Читать книгу Biostatistics Decoded - A. Gouveia Oliveira - Страница 22
1.14 The Normal Distribution
ОглавлениеConsider some attribute that may take only two values, say 1 and 2, and those values occur with equal frequency. Technically speaking, we say a random variable taking values 1 and 2 with equal probability; this is the probability distribution for that variable (see Figure 1.24, upper part). Consider also, say, four variables that behave exactly like this one, that is, with the same probability distribution. Now let us create a fifth variable that is the sum of all four variables. Can we predict what will be the probability distribution of this variable?
We can, and the result is also presented in Figure 1.24. We simply write down all the possible combinations of values of the four equal variables and see in each case what the value of the fifth variable is. If all four variables have value 1, then the fifth variable will have value 4. If three variables have value 1 and one has value 2, then the fifth variable will have value 5. This may occur in four different ways – either the first variable had the value 2, or the second, or the third, or the fourth. If two variables have the value 1 and two have the value 2, then the sum will be 6, and this may occur in six different ways. If one variable has value 1 and three have value 2, then the result will be 7 and this may occur in four different ways. Finally, if all four variables have value 2, the result will be 8 and this can occur in only one way.
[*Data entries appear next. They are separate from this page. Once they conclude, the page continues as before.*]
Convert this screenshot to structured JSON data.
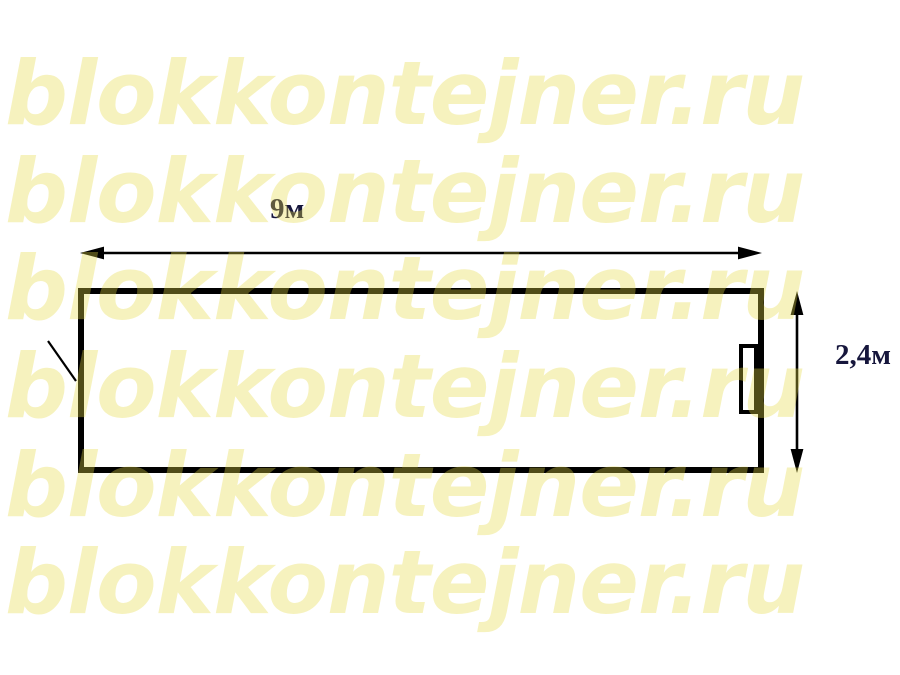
{
  "watermark": {
    "text": "blokkontejner.ru",
    "color": "#E5D945",
    "opacity": 0.35,
    "rows": 6
  },
  "diagram": {
    "type": "dimension-drawing",
    "subject": "block container plan",
    "width_label": "9м",
    "height_label": "2,4м",
    "width_value_m": 9,
    "height_value_m": 2.4,
    "line_color": "#000000",
    "label_color": "#16163C",
    "background_color": "#FFFFFF"
  }
}
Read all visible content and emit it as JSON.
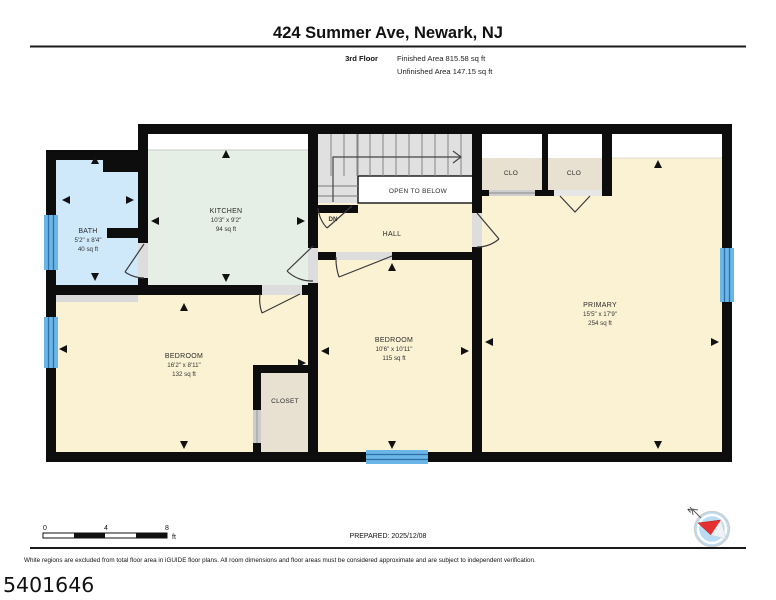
{
  "header": {
    "title": "424 Summer Ave, Newark, NJ",
    "floor_label": "3rd Floor",
    "finished_area": "Finished Area 815.58 sq ft",
    "unfinished_area": "Unfinished Area 147.15 sq ft"
  },
  "rooms": {
    "bath": {
      "name": "BATH",
      "dims": "5'2\" x 8'4\"",
      "area": "40 sq ft"
    },
    "kitchen": {
      "name": "KITCHEN",
      "dims": "10'3\" x 9'2\"",
      "area": "94 sq ft"
    },
    "hall": {
      "name": "HALL"
    },
    "open_to_below": {
      "name": "OPEN TO BELOW"
    },
    "stairs": {
      "direction_label": "DN"
    },
    "clo1": {
      "name": "CLO"
    },
    "clo2": {
      "name": "CLO"
    },
    "primary": {
      "name": "PRIMARY",
      "dims": "15'5\" x 17'9\"",
      "area": "254 sq ft"
    },
    "bedroom_mid": {
      "name": "BEDROOM",
      "dims": "10'6\" x 10'11\"",
      "area": "115 sq ft"
    },
    "bedroom_left": {
      "name": "BEDROOM",
      "dims": "16'2\" x 8'11\"",
      "area": "132 sq ft"
    },
    "closet": {
      "name": "CLOSET"
    }
  },
  "footer": {
    "scale": {
      "ticks": [
        "0",
        "4",
        "8"
      ],
      "unit": "ft"
    },
    "prepared": "PREPARED: 2025/12/08",
    "disclaimer": "White regions are excluded from total floor area in iGUIDE floor plans. All room dimensions and floor areas must be considered approximate and are subject to independent verification.",
    "plan_id": "5401646"
  },
  "compass": {
    "north_label": "N"
  },
  "colors": {
    "wall": "#0d0d0d",
    "room_cream": "#fbf2d4",
    "bath_blue": "#cfe9fb",
    "kitchen_green": "#e5efe6",
    "closet_tan": "#e8e0d1",
    "stairs_gray": "#e0e0e0",
    "window_blue": "#6ab7e7",
    "window_line": "#2d6fa6",
    "compass_red": "#e63030",
    "compass_disc": "#badcf2"
  }
}
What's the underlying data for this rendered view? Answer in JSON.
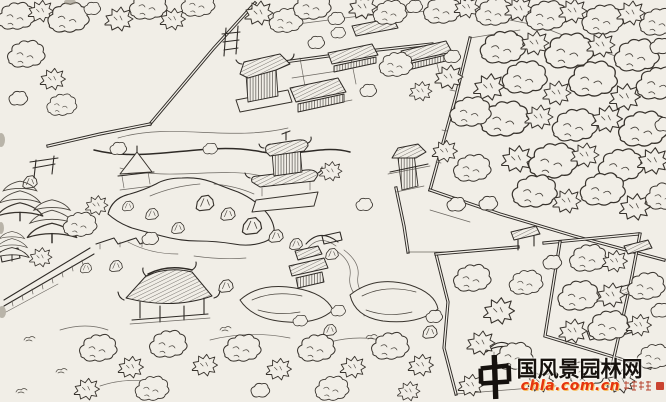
{
  "scene": {
    "description": "Hand-drawn aerial perspective sketch of a walled classical Chinese garden with pavilions, halls, a central pond, bridges, rockeries and many scribbled trees",
    "paper_color": "#f1eee7",
    "ink_color": "#2e2a26",
    "watermark_red": "#e5340e"
  },
  "watermark": {
    "logo_char": "中",
    "site_name": "国风景园林网",
    "full_site_name": "中国风景园林网",
    "url": "chla.com.cn"
  }
}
Figure 1.24 The origin of the normal distribution.
So, of the 16 different possible ways or combinations, in one the value of the fifth variable is 4, in four it is 5, in six it is 6, in four it is 7, and in one it is 8. If we now graph the relative frequency of each of these results, we obtain the graph shown in the lower part of Figure 1.24. This is the graph of the probability distribution of the fifth variable. Do you recognize the bell shape?
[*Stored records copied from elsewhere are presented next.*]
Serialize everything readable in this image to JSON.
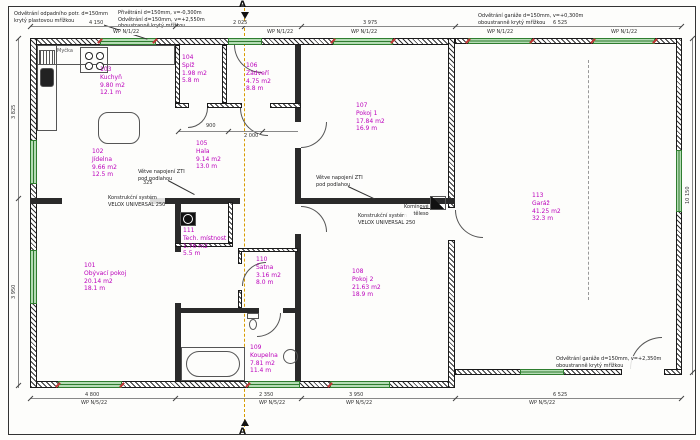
{
  "drawing": {
    "section_marker": "A",
    "colors": {
      "room_label": "#bb00bb",
      "window_fill": "#b5dcb5",
      "window_border": "#2f7d2f",
      "axis": "#d89c00",
      "red_mark": "#c03636",
      "wall": "#1a1a1a"
    }
  },
  "notes": {
    "top_left": [
      "Odvětrání odpadního potr. d=150mm",
      "krytý plastovou mřížkou"
    ],
    "top_mid": [
      "Přivětrání d=150mm, v=-0,300m",
      "Odvětrání d=150mm, v=+2,550m",
      "oboustranně krytý mřížkou"
    ],
    "top_right": [
      "Odvětrání garáže d=150mm, v=+0,300m",
      "oboustranně krytý mřížkou"
    ],
    "bottom_right": [
      "Odvětrání garáže d=150mm, v=+2,350m",
      "oboustranně krytý mřížkou"
    ],
    "zti_left": [
      "Větve napojení ZTI",
      "pod podlahou"
    ],
    "zti_right": [
      "Větve napojení ZTI",
      "pod podlahou"
    ],
    "velox_left": [
      "Konstrukční systém",
      "VELOX UNIVERSAL 250"
    ],
    "velox_right": [
      "Konstrukční systém",
      "VELOX UNIVERSAL 250"
    ],
    "chimney": [
      "Komínové",
      "těleso"
    ],
    "dishwasher": "Myčka"
  },
  "window_marks": {
    "top": "WP N/1/22",
    "bottom": "WP N/5/22"
  },
  "rooms": [
    {
      "id": "101",
      "name": "Obývací pokoj",
      "area": "20.14 m2",
      "perimeter": "18.1 m"
    },
    {
      "id": "102",
      "name": "Jídelna",
      "area": "9.66 m2",
      "perimeter": "12.5 m"
    },
    {
      "id": "103",
      "name": "Kuchyň",
      "area": "9.80 m2",
      "perimeter": "12.1 m"
    },
    {
      "id": "104",
      "name": "Spíž",
      "area": "1.98 m2",
      "perimeter": "5.8 m"
    },
    {
      "id": "105",
      "name": "Hala",
      "area": "9.14 m2",
      "perimeter": "13.0 m"
    },
    {
      "id": "106",
      "name": "Zádveří",
      "area": "4.75 m2",
      "perimeter": "8.8 m"
    },
    {
      "id": "107",
      "name": "Pokoj 1",
      "area": "17.84 m2",
      "perimeter": "16.9 m"
    },
    {
      "id": "108",
      "name": "Pokoj 2",
      "area": "21.63 m2",
      "perimeter": "18.9 m"
    },
    {
      "id": "109",
      "name": "Koupelna",
      "area": "7.81 m2",
      "perimeter": "11.4 m"
    },
    {
      "id": "110",
      "name": "Šatna",
      "area": "3.16 m2",
      "perimeter": "8.0 m"
    },
    {
      "id": "111",
      "name": "Tech. místnost",
      "area": "1.76 m2",
      "perimeter": "5.5 m"
    },
    {
      "id": "113",
      "name": "Garáž",
      "area": "41.25 m2",
      "perimeter": "32.3 m"
    }
  ],
  "dimensions": {
    "top": [
      "4 150",
      "2 025",
      "3 975",
      "6 525"
    ],
    "bottom": [
      "4 800",
      "2 350",
      "3 950",
      "6 525"
    ],
    "left": [
      "3 825",
      "3 950"
    ],
    "right": [
      "10 150"
    ],
    "inner": [
      "900",
      "2 000",
      "325"
    ]
  }
}
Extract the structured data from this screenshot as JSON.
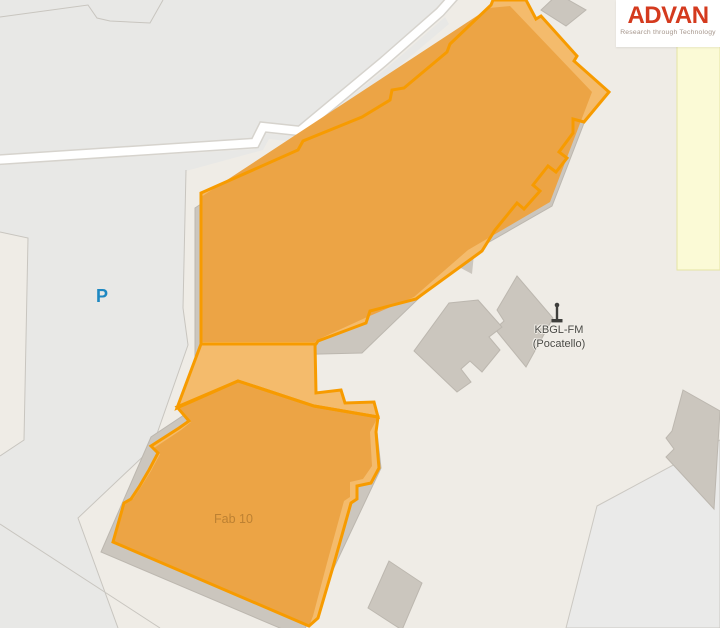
{
  "map": {
    "parking_label": "P",
    "highlighted_building_label": "Fab 10",
    "poi": {
      "name_line1": "KBGL-FM",
      "name_line2": "(Pocatello)",
      "icon": "antenna-mast-icon"
    },
    "colors": {
      "ground": "#EFECE6",
      "parcel_gray": "#E8E8E6",
      "parcel_gray_right": "#EAEAE9",
      "building_gray": "#CBC6BE",
      "building_gray_stroke": "#BCB7AF",
      "landuse_yellow": "#FBFAD6",
      "landuse_yellow_border": "#E6E4A4",
      "highlight_fill_light": "#F4BB6C",
      "highlight_fill_dark": "#ECA445",
      "highlight_stroke": "#F79B00",
      "parking_blue": "#1E88C2",
      "poi_text": "#4B4B47",
      "fab_label_color": "#BD8132",
      "road_white": "#FFFFFF",
      "boundary_line": "#C8C5BF"
    }
  },
  "logo": {
    "name": "ADVAN",
    "tagline": "Research through Technology",
    "accent_color": "#D43A1E"
  }
}
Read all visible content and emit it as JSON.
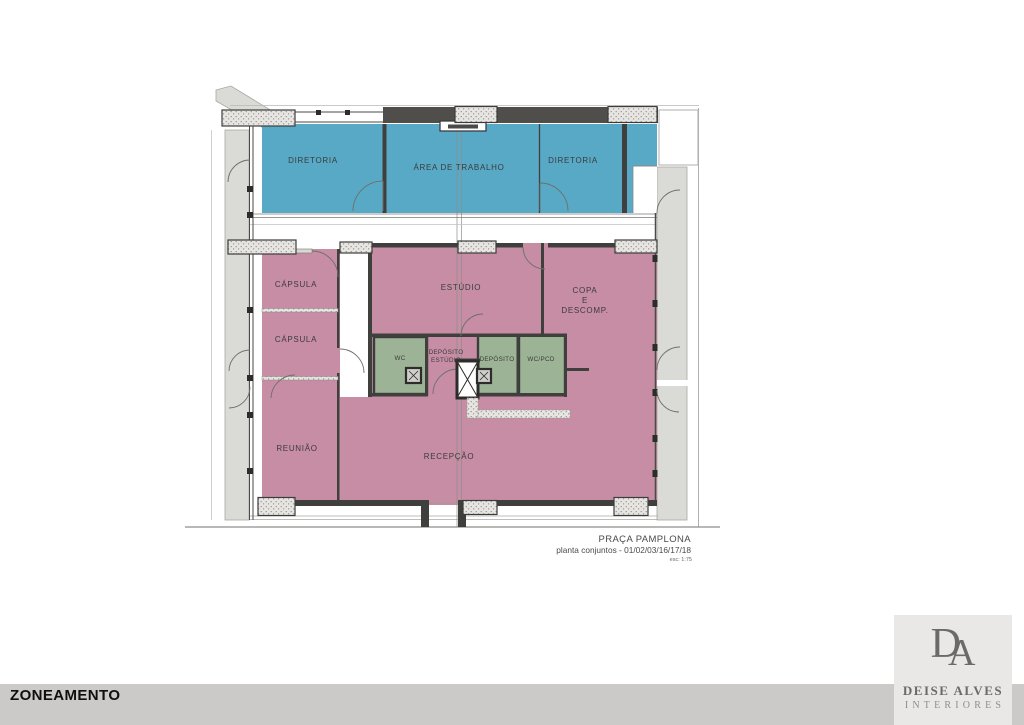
{
  "plan": {
    "rooms": {
      "diretoria_left": "DIRETORIA",
      "area_trabalho": "ÁREA DE TRABALHO",
      "diretoria_right": "DIRETORIA",
      "capsula_1": "CÁPSULA",
      "capsula_2": "CÁPSULA",
      "estudio": "ESTÚDIO",
      "copa_line1": "COPA",
      "copa_line2": "E",
      "copa_line3": "DESCOMP.",
      "wc": "WC",
      "deposito_estudio_line1": "DEPÓSITO",
      "deposito_estudio_line2": "ESTÚDIO",
      "deposito": "DEPÓSITO",
      "wc_pcd": "WC/PCD",
      "reuniao": "REUNIÃO",
      "recepcao": "RECEPÇÃO"
    },
    "title_block": {
      "project": "PRAÇA PAMPLONA",
      "subtitle": "planta conjuntos - 01/02/03/16/17/18",
      "scale": "esc: 1:75"
    },
    "colors": {
      "blue_zone": "#58a9c6",
      "pink_zone": "#c78da4",
      "green_zone": "#9db396",
      "wall_dark": "#4a4a48"
    }
  },
  "footer": {
    "label": "ZONEAMENTO"
  },
  "logo": {
    "monogram_d": "D",
    "monogram_a": "A",
    "name": "DEISE ALVES",
    "tagline": "INTERIORES"
  }
}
If we repeat the experiment with not two, but a much larger number of variables, the variable that results from adding all those variables will have not just five different values, but many more. Consequently, the graph will be smoother and more bell‐shaped. The same will happen if we add variables taking more than two values.
If we have a very large number of variables, then the variable resulting from adding those variables will take an infinite number of values and the graph of its probability distribution will be a perfectly smooth curve. This curve is called the normal curve. It is also called the Gaussian curve after the German mathematician Karl Gauss who described it.